Indicó que mediante comunicación suscrita por el interventor de Electricaribe S.A. ESP se le informó que dicho auxilio sería suspendido, ya que no estaba pactado en la convención colectiva. Por último agregó que es persona de la tercera edad porque tiene 64 años de edad, además, tiene afectaciones en su salud pues sufre de «dolor lumbar, nituria, dolor perestesias y disestesias en manos, lesión del nervio cubital, síndrome del túnel del carpiano, problemas de desequilibrio mental».

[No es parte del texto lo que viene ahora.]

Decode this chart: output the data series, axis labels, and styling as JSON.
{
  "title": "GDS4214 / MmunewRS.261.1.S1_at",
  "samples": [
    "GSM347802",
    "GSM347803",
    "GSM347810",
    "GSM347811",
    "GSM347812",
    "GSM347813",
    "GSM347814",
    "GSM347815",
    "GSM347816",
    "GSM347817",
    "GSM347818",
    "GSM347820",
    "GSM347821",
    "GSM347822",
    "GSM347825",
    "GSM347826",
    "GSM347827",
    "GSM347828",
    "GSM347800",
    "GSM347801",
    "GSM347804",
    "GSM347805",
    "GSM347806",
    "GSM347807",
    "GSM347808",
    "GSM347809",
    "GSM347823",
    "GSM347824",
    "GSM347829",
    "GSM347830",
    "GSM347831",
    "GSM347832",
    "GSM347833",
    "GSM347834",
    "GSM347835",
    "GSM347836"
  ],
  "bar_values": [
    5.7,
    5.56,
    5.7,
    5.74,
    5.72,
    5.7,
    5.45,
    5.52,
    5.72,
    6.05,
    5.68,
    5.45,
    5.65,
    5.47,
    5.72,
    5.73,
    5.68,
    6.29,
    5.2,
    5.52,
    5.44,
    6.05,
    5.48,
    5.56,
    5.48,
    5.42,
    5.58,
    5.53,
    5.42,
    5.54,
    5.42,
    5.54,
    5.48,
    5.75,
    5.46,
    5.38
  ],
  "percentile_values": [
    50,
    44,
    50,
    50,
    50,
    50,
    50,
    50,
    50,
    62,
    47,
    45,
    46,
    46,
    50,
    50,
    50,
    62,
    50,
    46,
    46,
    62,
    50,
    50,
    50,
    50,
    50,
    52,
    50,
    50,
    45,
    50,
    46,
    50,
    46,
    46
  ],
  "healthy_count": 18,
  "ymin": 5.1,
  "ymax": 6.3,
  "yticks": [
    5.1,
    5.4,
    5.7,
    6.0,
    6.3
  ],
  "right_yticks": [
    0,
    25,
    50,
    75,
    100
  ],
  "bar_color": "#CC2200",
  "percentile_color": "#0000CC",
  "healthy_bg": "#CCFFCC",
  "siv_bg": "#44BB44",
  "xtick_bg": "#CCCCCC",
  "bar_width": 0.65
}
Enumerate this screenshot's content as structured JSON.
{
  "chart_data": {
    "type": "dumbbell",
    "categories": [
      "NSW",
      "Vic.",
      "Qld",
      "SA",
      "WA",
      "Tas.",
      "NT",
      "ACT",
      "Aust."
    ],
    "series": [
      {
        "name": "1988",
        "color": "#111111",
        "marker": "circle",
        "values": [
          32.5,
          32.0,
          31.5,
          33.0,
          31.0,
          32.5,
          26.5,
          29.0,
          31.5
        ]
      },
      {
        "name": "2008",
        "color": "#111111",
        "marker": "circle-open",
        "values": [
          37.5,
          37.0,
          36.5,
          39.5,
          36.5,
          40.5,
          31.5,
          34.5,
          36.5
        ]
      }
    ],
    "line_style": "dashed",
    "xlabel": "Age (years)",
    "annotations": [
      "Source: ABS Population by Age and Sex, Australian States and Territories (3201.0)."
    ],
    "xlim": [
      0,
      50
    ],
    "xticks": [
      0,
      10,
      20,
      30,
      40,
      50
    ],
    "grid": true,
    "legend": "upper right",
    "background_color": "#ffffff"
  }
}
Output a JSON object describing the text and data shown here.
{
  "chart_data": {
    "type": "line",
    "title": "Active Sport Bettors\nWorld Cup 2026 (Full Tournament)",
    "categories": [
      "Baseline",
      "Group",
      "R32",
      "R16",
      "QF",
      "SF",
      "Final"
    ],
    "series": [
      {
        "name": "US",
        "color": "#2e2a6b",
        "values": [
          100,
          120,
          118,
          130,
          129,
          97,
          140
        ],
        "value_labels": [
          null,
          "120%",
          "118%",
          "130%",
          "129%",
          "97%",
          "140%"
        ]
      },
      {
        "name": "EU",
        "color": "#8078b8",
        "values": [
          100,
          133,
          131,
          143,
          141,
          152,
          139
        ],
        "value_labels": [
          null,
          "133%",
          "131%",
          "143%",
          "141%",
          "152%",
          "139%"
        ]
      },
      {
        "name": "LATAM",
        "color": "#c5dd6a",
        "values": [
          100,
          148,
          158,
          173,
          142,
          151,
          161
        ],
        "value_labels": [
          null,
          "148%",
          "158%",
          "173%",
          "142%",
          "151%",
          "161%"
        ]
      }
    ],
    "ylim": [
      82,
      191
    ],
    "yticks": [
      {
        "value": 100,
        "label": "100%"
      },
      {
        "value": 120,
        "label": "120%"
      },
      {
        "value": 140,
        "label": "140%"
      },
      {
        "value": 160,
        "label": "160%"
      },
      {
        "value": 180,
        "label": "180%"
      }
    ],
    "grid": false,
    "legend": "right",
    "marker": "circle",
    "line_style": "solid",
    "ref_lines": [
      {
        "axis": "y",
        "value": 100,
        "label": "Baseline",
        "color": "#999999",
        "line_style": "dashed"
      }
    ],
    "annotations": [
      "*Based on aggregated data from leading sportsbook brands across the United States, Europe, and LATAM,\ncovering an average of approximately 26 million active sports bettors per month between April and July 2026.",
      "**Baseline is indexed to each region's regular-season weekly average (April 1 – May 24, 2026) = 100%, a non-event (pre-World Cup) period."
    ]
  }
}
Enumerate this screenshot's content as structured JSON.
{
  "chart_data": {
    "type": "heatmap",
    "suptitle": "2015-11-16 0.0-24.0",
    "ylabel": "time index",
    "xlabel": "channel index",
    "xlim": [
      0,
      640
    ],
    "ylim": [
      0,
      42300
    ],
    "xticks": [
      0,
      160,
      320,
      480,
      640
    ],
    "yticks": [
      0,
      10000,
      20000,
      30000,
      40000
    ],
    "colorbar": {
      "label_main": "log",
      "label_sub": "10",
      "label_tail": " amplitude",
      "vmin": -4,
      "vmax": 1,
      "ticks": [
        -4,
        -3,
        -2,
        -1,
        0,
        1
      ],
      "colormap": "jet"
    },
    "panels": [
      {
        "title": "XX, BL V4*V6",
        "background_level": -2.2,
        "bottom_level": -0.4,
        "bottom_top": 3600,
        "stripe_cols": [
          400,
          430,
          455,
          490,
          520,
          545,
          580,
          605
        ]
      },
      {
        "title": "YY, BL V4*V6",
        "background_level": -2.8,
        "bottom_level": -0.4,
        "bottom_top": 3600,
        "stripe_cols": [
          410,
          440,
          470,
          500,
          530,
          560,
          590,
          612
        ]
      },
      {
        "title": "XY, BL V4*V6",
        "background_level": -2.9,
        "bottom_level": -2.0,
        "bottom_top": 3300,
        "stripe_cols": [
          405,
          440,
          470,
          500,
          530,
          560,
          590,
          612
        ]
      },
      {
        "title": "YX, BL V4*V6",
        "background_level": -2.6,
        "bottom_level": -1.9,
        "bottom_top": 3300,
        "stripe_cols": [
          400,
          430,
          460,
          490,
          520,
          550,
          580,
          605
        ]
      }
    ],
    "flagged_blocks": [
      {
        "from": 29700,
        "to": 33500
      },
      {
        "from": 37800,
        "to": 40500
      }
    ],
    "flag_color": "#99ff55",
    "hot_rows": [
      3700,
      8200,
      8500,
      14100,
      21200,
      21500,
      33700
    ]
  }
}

Con base en los hechos narrados, solicitó que se revoque la comunicación emitida por Electricaribe S.A. ESP en la que le notifican la suspensión del beneficio adquirido en el artículo 8 de la Convención Colectiva de Trabajo de Electromagdalena S.A. ESP, además, requiere que se ordene reconectar el servicio de energía eléctrica. II. TRÁMITE Y DECISIÓN DE INSTANCIA Mediante proveído de 8 de mayo de 2017, la Sala Laboral del Tribunal Superior del Distrito Judicial de Santa Marta, admitió la acción de tutela, ordenó vincular y notificar a todas las autoridades accionadas, con el fin de que ejercieran los derechos de defensa y contradicción. La apoderada especial de Electrificadora del Caribe S.A. E.S.P afirmó que el beneficio contenido en la convención colectiva de trabajo de 1963 respecto al subsidio del consumo de energía, solo aplica para «trabajadores sindicalizados que tengan contrato de trabajo vigente con la empresa a quienes en efecto se les está aplicando el beneficio convencional de la energía, quedando excluido de esta condición el aquí accionante quien ostenta la calidad de pensionado».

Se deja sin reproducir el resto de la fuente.